Crypto Alerts: $2.6 Billion in ‘Kimchi Coins’ to be wiped out

Crypto Alerts in South Korea

Crypto Alerts are circulating that South Korean cryptocurrency traders are bracing for losses of more than Won3 trillion ($2.6 billion) due to a regulatory overhaul that will wipe out two-thirds of the country’s crypto exchanges.

Crypto Alerts in South Korea

The Financial Services Commission, South Korea’s financial watchdog, has set a deadline of September 24 for international and local exchanges to register as legal trading platforms, as part of a drive to tighten regulation of the country’s burgeoning crypto industry.

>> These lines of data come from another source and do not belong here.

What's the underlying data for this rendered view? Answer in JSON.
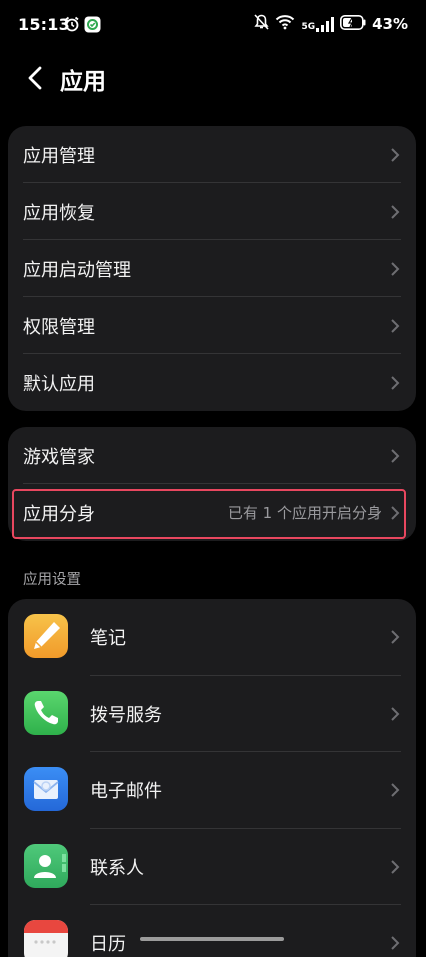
{
  "status_bar": {
    "time": "15:13",
    "network": "5G",
    "battery_percent": "43%",
    "left_icons": [
      "alarm-icon",
      "app-notification-icon"
    ],
    "right_icons": [
      "mute-icon",
      "wifi-icon",
      "signal-icon",
      "battery-icon"
    ]
  },
  "header": {
    "back_icon": "chevron-left-icon",
    "title": "应用"
  },
  "group1": {
    "items": [
      {
        "label": "应用管理"
      },
      {
        "label": "应用恢复"
      },
      {
        "label": "应用启动管理"
      },
      {
        "label": "权限管理"
      },
      {
        "label": "默认应用"
      }
    ]
  },
  "group2": {
    "items": [
      {
        "label": "游戏管家",
        "value": ""
      },
      {
        "label": "应用分身",
        "value": "已有 1 个应用开启分身",
        "highlighted": true
      }
    ]
  },
  "app_settings": {
    "section_title": "应用设置",
    "items": [
      {
        "label": "笔记",
        "icon": "notes-icon"
      },
      {
        "label": "拨号服务",
        "icon": "phone-icon"
      },
      {
        "label": "电子邮件",
        "icon": "email-icon"
      },
      {
        "label": "联系人",
        "icon": "contacts-icon"
      },
      {
        "label": "日历",
        "icon": "calendar-icon"
      }
    ]
  },
  "colors": {
    "background": "#000000",
    "card": "#1c1c1e",
    "highlight_border": "#e8475f",
    "secondary_text": "#9a9a9e"
  }
}
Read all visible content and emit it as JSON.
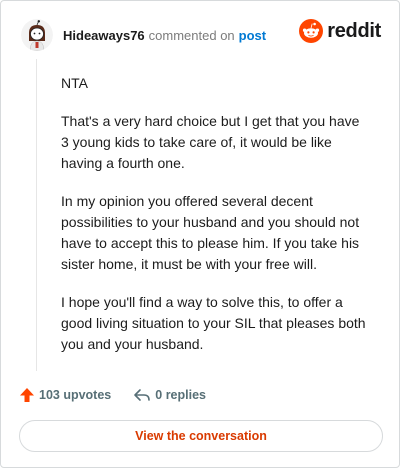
{
  "comment": {
    "username": "Hideaways76",
    "commented_on": "commented on",
    "post_link": "post",
    "paragraphs": [
      "NTA",
      "That's a very hard choice but I get that you have 3 young kids to take care of, it would be like having a fourth one.",
      "In my opinion you offered several decent possibilities to your husband and you should not have to accept this to please him. If you take his sister home, it must be with your free will.",
      "I hope you'll find a way to solve this, to offer a good living situation to your SIL that pleases both you and your husband."
    ]
  },
  "brand": {
    "name": "reddit",
    "color": "#ff4500"
  },
  "actions": {
    "upvotes_label": "103 upvotes",
    "replies_label": "0 replies"
  },
  "cta": {
    "label": "View the conversation"
  },
  "icons": {
    "avatar": "avatar-icon",
    "upvote": "upvote-arrow-icon",
    "reply": "reply-arrow-icon",
    "logo": "reddit-snoo-icon"
  },
  "colors": {
    "upvote": "#ff4500",
    "link": "#0079d3",
    "cta_text": "#d93a00"
  }
}
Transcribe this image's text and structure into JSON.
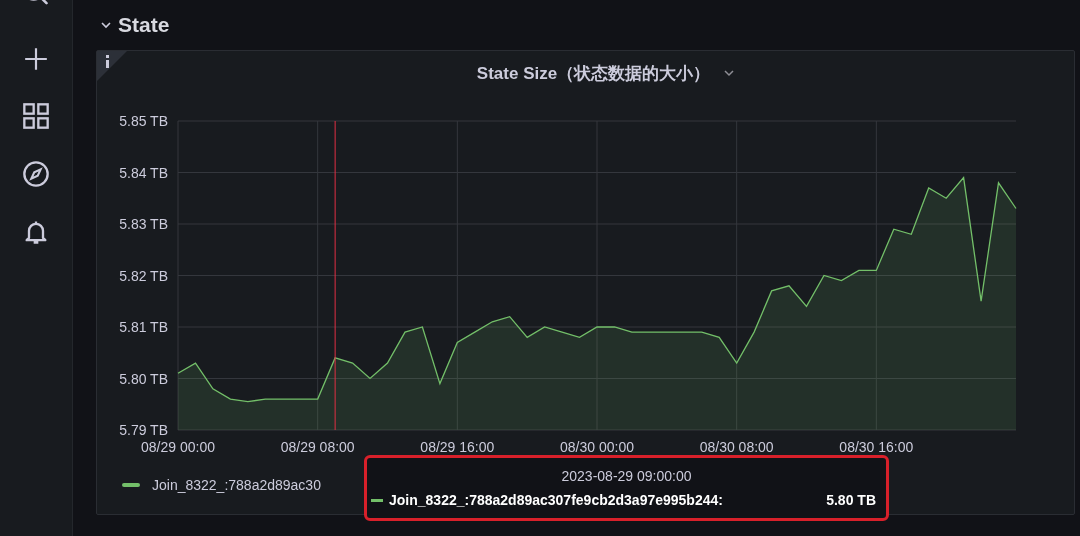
{
  "sidebar": {
    "items": [
      {
        "kind": "search"
      },
      {
        "kind": "plus"
      },
      {
        "kind": "grid"
      },
      {
        "kind": "compass"
      },
      {
        "kind": "bell"
      }
    ]
  },
  "row": {
    "title": "State",
    "expanded": true
  },
  "panel": {
    "title": "State Size（状态数据的大小）",
    "info": true,
    "chart_data": {
      "type": "area",
      "ylim": [
        5.79,
        5.85
      ],
      "categories": [
        "08/29 00:00",
        null,
        null,
        null,
        null,
        null,
        null,
        null,
        "08/29 08:00",
        null,
        null,
        null,
        null,
        null,
        null,
        null,
        "08/29 16:00",
        null,
        null,
        null,
        null,
        null,
        null,
        null,
        "08/30 00:00",
        null,
        null,
        null,
        null,
        null,
        null,
        null,
        "08/30 08:00",
        null,
        null,
        null,
        null,
        null,
        null,
        null,
        "08/30 16:00",
        null,
        null,
        null,
        null,
        null,
        null,
        null,
        null
      ],
      "yticks": [
        {
          "value": 5.79,
          "label": "5.79 TB"
        },
        {
          "value": 5.8,
          "label": "5.80 TB"
        },
        {
          "value": 5.81,
          "label": "5.81 TB"
        },
        {
          "value": 5.82,
          "label": "5.82 TB"
        },
        {
          "value": 5.83,
          "label": "5.83 TB"
        },
        {
          "value": 5.84,
          "label": "5.84 TB"
        },
        {
          "value": 5.85,
          "label": "5.85 TB"
        }
      ],
      "series": [
        {
          "name": "Join_8322_:788a2d89ac30",
          "color": "#73bf69",
          "values": [
            5.801,
            5.803,
            5.798,
            5.796,
            5.7955,
            5.796,
            5.796,
            5.796,
            5.796,
            5.804,
            5.803,
            5.8,
            5.803,
            5.809,
            5.81,
            5.799,
            5.807,
            5.809,
            5.811,
            5.812,
            5.808,
            5.81,
            5.809,
            5.808,
            5.81,
            5.81,
            5.809,
            5.809,
            5.809,
            5.809,
            5.809,
            5.808,
            5.803,
            5.809,
            5.817,
            5.818,
            5.814,
            5.82,
            5.819,
            5.821,
            5.821,
            5.829,
            5.828,
            5.837,
            5.835,
            5.839,
            5.815,
            5.838,
            5.833
          ]
        }
      ],
      "grid": true
    },
    "tooltip": {
      "time": "2023-08-29 09:00:00",
      "series": [
        {
          "label": "Join_8322_:788a2d89ac307fe9cb2d3a97e995b244:",
          "value": "5.80 TB",
          "color": "#73bf69"
        }
      ]
    }
  }
}
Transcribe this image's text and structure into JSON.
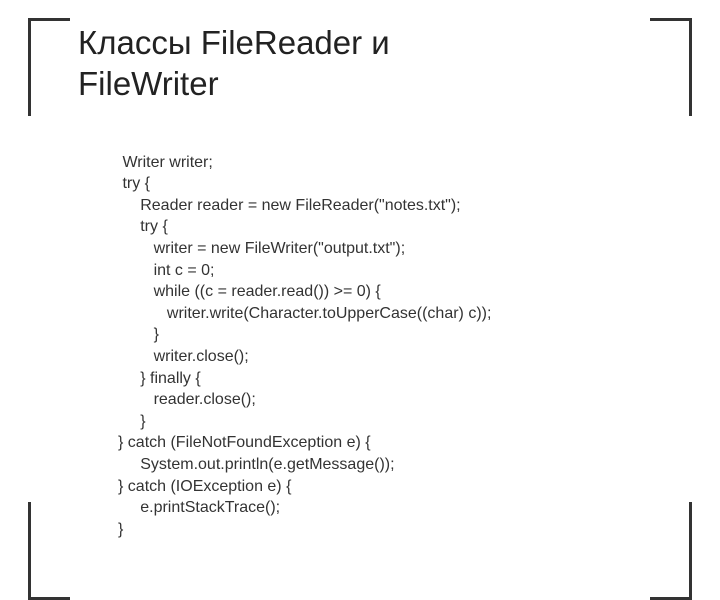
{
  "title_line1": "Классы FileReader и",
  "title_line2": "FileWriter",
  "code": {
    "l1": " Writer writer;",
    "l2": " try {",
    "l3": "     Reader reader = new FileReader(\"notes.txt\");",
    "l4": "     try {",
    "l5": "        writer = new FileWriter(\"output.txt\");",
    "l6": "        int c = 0;",
    "l7": "        while ((c = reader.read()) >= 0) {",
    "l8": "           writer.write(Character.toUpperCase((char) c));",
    "l9": "        }",
    "l10": "        writer.close();",
    "l11": "     } finally {",
    "l12": "        reader.close();",
    "l13": "     }",
    "l14": "} catch (FileNotFoundException e) {",
    "l15": "     System.out.println(e.getMessage());",
    "l16": "} catch (IOException e) {",
    "l17": "     e.printStackTrace();",
    "l18": "}"
  }
}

However, most local exchanges are struggling to meet the requirements, with industry insiders and regulators predicting that over 40 of South Korea’s estimated 60 crypto operations will be shut down.

Upbit, Bithumb, Korbit, and Coinone are the four largest cryptocurrency exchanges in South Korea, accounting for more than 90% of the country’s overall trading activity.

According to estimates by Kim Hyoung-joong, a professor and head of the Cryptocurrency Research Center at Korea University, the mass shutdown of smaller exchanges could also eliminate 42 so-called kimchi coins, alternative digital currencies that are listed on local exchanges and traded mostly in Korean won.

According to industry data, digital currency other than bitcoin accounted for over 90% of South Korean crypto trade, indicating the market’s speculative nature.

“A bank run-like situation is likely approaching the deadline as investors are unable to cash out of their holdings of ‘alt-coins’ listed solely on small exchanges,” said Lee Chul-yi, the CEO of Foblgate, a mid-sized exchange. “They will become impoverished overnight. I’m not sure if regulators will be able to deal with the consequences.”

The FSC has urged exchanges that will fail to meet regulatory requirements to notify their consumers by Friday, September 17 of any potential closure.

South Korean crypto exchanges must cooperate with local banks to open real-name bank accounts for consumers in order to be licensed as a legitimate trading platform. Local lenders, on the other hand, have been hesitant to do so for fear of being exposed to money laundering and other financial crimes.

About 20 exchanges have met some of the legislative requirements for offering crypto-to-crypto trading services by developing security mechanisms for personal information. However, considering the small size of the company, industry observers believe the operators will struggle to stay afloat.

“Huge investor losses are expected if trading is paused and assets are frozen at numerous tiny exchanges, since customer protection will not likely be a priority for those exchanges facing impending closure,” said Cho Yeon-haeng, president of the Korea Finance Consumer Federation.

The rules will have an impact on global exchanges that offer win trading. The FSC has issued a warning to 27 foreign crypto exchanges that operate in Korea.

Binance, the world’s largest crypto exchange, stopped its won-to-crypto trading service last month to “proactively comply with local legislation,” marking the first time a major outside operator has taken such a step.

According to Coinhills data, the Korean won is the third most widely utilized currency for bitcoin trading, behind the dollar and the euro, accounting for around 5% of global activity.

Regulators are hoping that the revamp will put a stop to South Korea’s crypto craze. Despite the currency’s instability, many young South Koreans have remained eager buyers of digital assets, despite high unemployment and rising housing prices.

This year, Bitcoin has been on a roller coaster, rising to more than $60,000 in April before plunging to less than $30,000 in June.

It has now recovered to around $46,000, owing to high-risk bets by developing countries, such as El Salvador’s pioneering use of the digital currency as legal money.